Both of these authors cite as authority for the view of the law they respectively express, Mitchell v. Moore, 16 Gratt. 280.

In that case, the opinion by Robertson, J., said: “A deed of settlement may be so framed as to deprive the husband of all his marital rights, but he will never be deprived of them to a greater extent than the terms of the deed require. In this case, the deed of settlement only excludes the rights of the husband surviving his wife in the event of her exercising the power of appointment conferred upon her. She died without having exercised that power and leaving her husband surviving, so that he became entitled to all the personal estate embraced in the settlement, subject only to the payments of the debts for which it was bound, if any such there were, funeral expeqses and charges of administration. Numerous authorities might be *624cited, but it is sufficient to refer to Pickett and Wife v. Chilton, 5 Munf. 467, which is to the point and decisive of the question.”

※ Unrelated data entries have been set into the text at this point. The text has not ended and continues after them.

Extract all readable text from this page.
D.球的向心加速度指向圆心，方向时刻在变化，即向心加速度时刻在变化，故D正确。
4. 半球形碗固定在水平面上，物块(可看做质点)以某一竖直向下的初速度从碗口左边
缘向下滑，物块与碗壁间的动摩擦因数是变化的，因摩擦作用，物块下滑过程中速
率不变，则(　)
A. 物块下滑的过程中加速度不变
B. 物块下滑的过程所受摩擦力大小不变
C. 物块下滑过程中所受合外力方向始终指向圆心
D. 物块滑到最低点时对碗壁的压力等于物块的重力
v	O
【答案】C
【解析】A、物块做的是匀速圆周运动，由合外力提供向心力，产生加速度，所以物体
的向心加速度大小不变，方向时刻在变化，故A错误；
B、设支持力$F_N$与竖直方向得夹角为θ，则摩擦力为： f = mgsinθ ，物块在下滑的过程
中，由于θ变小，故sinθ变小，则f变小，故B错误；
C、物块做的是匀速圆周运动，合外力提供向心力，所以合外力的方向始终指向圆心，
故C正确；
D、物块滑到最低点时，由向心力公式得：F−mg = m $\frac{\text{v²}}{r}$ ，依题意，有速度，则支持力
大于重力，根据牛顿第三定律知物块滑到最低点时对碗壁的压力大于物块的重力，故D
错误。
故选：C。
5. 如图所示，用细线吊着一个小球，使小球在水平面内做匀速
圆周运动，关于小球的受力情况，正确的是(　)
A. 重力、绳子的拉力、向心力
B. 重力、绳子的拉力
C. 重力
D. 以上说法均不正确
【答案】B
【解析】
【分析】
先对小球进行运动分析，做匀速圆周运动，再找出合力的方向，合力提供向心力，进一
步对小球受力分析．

The eighth clause of the will in this case settled the bequest of $3,000 upon Mrs. Andes to her sole and separate use, free from the debts and control of her husband, but without other or more restrictive provisions. The construction of the language employed by the testator in making the bequest is uncontrolled or affected by any other provisons of the will, and we are of opinion that it cannot be rightly construed as restraining or withholding from the legatee the power to dispose of, by will or otherwise, the estate.settled upon her. The effect of it was to deprive the husband, during coverture, of any interest in the property thus settled, and nothing more. There is nothing whatever in the will whereby the children of Mrs. Andes took as purchasers the bequest, and hence it is impossible that they' took by descent, under the statute, to the exclusion of their father. Therefore, the wife having died intestate, the husband surviving is entitled, under second subdivision of section 2557, chapter 113 of the Oode, as her sole distributee, to the legacy embraced in the settlement, subject only to the payment of the debts for which it was bound, if any such there were, funeral expenses, and charges of administration.

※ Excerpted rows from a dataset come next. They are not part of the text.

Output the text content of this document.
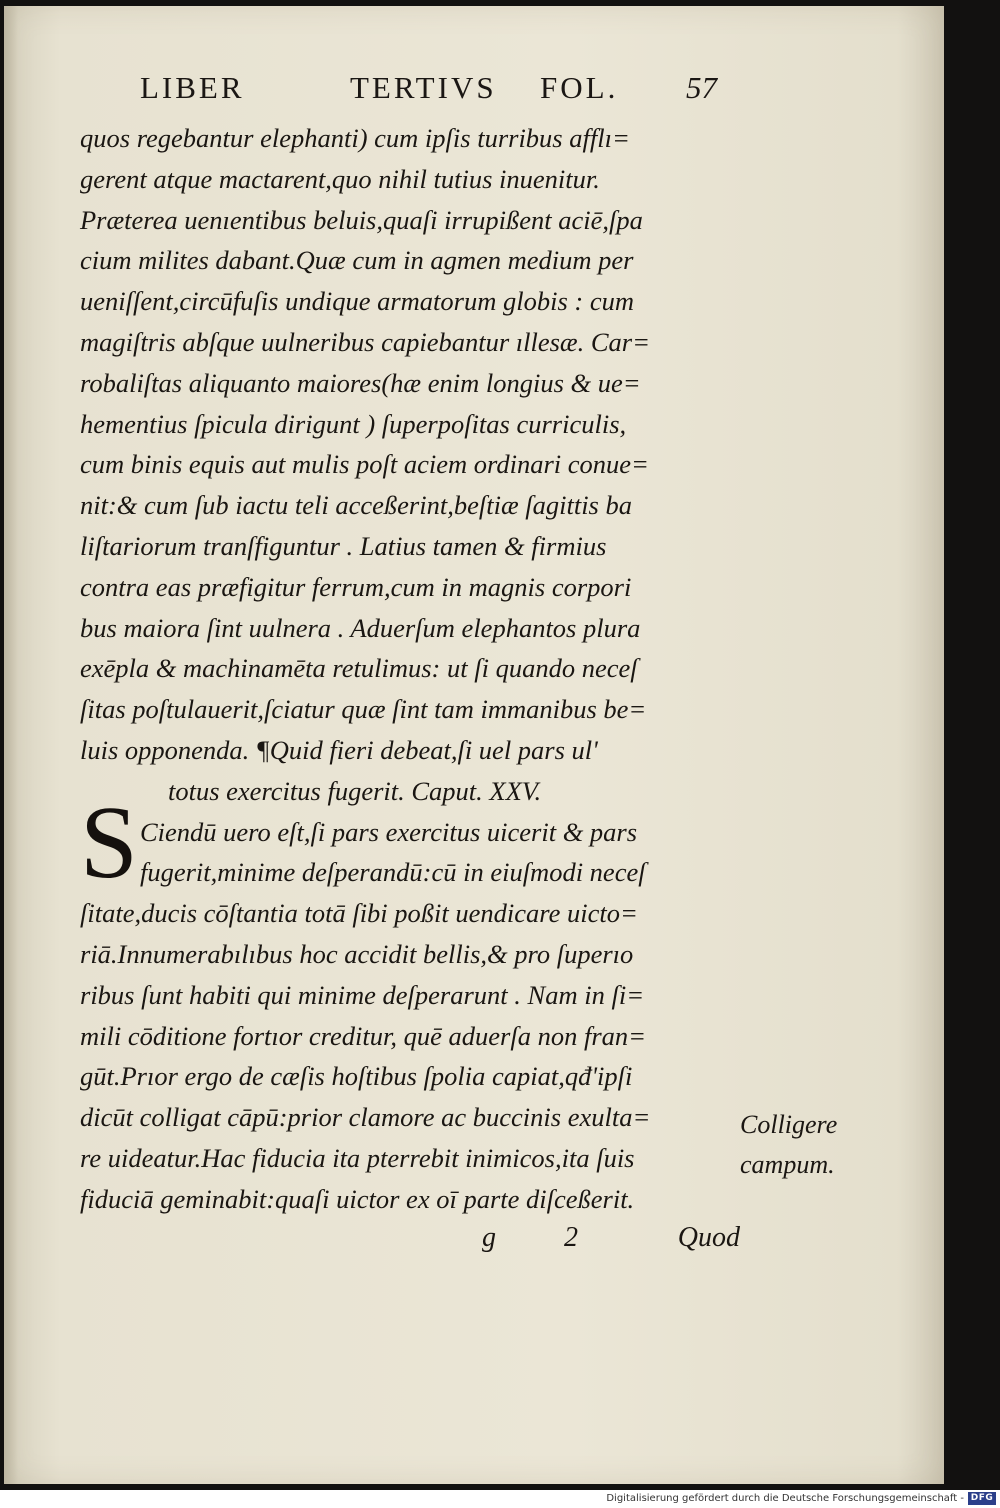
LIBER	TERTIVS FOL. 57
quos regebantur elephanti) cum ipſis turribus afflı=
gerent atque mactarent,quo nihil tutius inuenitur.
Prӕterea uenıentibus beluis,quaſi irrupißent aciē,ſpa
cium milites dabant.Quӕ cum in agmen medium per
ueniſſent,circūfuſis undique armatorum globis : cum
magiſtris abſque uulneribus capiebantur ıllesӕ. Car=
robaliſtas aliquanto maiores(hӕ enim longius & ue=
hementius ſpicula dirigunt ) ſuperpoſitas curriculis,
cum binis equis aut mulis poſt aciem ordinari conue=
nit:& cum ſub iactu teli acceßerint,beſtiӕ ſagittis ba
liſtariorum tranſfiguntur . Latius tamen & firmius
contra eas prӕfigitur ferrum,cum in magnis corpori
bus maiora ſint uulnera . Aduerſum elephantos plura
exēpla & machinamēta retulimus: ut ſi quando neceſ
ſitas poſtulauerit,ſciatur quӕ ſint tam immanibus be=
luis opponenda. ¶Quid fieri debeat,ſi uel pars ul'
totus exercitus fugerit. Caput. XXV.
Ciendū uero eſt,ſi pars exercitus uicerit & pars
fugerit,minime deſperandū:cū in eiuſmodi neceſ
ſitate,ducis cōſtantia totā ſibi poßit uendicare uicto=
riā.Innumerabılıbus hoc accidit bellis,& pro ſuperıo
ribus ſunt habiti qui minime deſperarunt . Nam in ſi=
mili cōditione fortıor creditur, quē aduerſa non fran=
gūt.Prıor ergo de cӕſis hoſtibus ſpolia capiat,qđ'ipſi
dicūt colligat cāpū:prior clamore ac buccinis exulta=
re uideatur.Hac fiducia ita pterrebit inimicos,ita ſuis
fiduciā geminabit:quaſi uictor ex oī parte diſceßerit.
S
Colligere
campum.
g 2	Quod
Digitalisierung gefördert durch die Deutsche Forschungsgemeinschaft - DFG
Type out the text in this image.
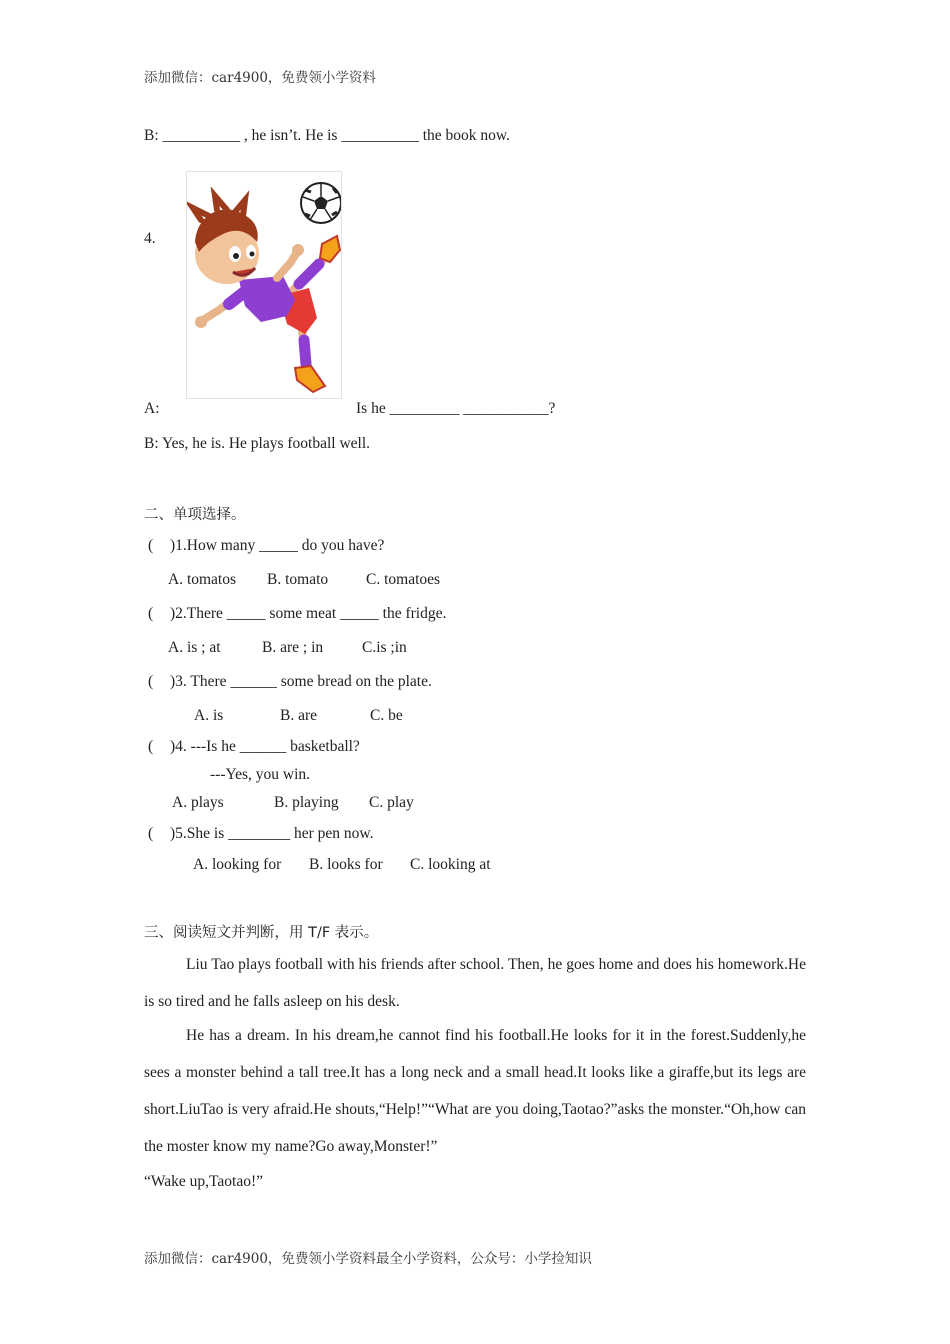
添加微信：car4900，免费领小学资料
B: __________ , he isn’t. He is __________ the book now.
4.
A:	Is he _________ ___________?
B: Yes, he is. He plays football well.
二、单项选择。
( )1.How many _____ do you have?
A. tomatos B. tomato C. tomatoes
( )2.There _____ some meat _____ the fridge.
A. is ; at	B. are ; in	C.is ;in
( )3. There ______ some bread on the plate.
A. is	B. are	C. be
( )4. ---Is he ______ basketball?
---Yes, you win.
A. plays	B. playing C. play
( )5.She is ________ her pen now.
A. looking for B. looks for C. looking at
三、阅读短文并判断，用 T/F 表示。
Liu Tao plays football with his friends after school. Then, he goes home and does his homework.He is so tired and he falls asleep on his desk.
He has a dream. In his dream,he cannot find his football.He looks for it in the forest.Suddenly,he sees a monster behind a tall tree.It has a long neck and a small head.It looks like a giraffe,but its legs are short.LiuTao is very afraid.He shouts,“Help!”“What are you doing,Taotao?”asks the monster.“Oh,how can the moster know my name?Go away,Monster!”
“Wake up,Taotao!”
添加微信：car4900，免费领小学资料最全小学资料，公众号：小学捡知识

The decree appealed from must be reversed and annulled, and the cause remanded to be further proceeded with in accordance with this opinion.

Reversed.

Reference

Full Case Name
Andes v. Roller, Guardian
Status
Published
Syllabus
1. Separate Estate—Death of Wife Intestate—Effect as to Personal Estate.—A bequest of personal property to a married woman, “ to be her separate estate, free from the debts.and control of her present or any future husband,” without more, vests the property in her absolutely, and, upon her death intestate, it passes to her husband as her sole distributee, subject to the payment of her debts and funeral expenses.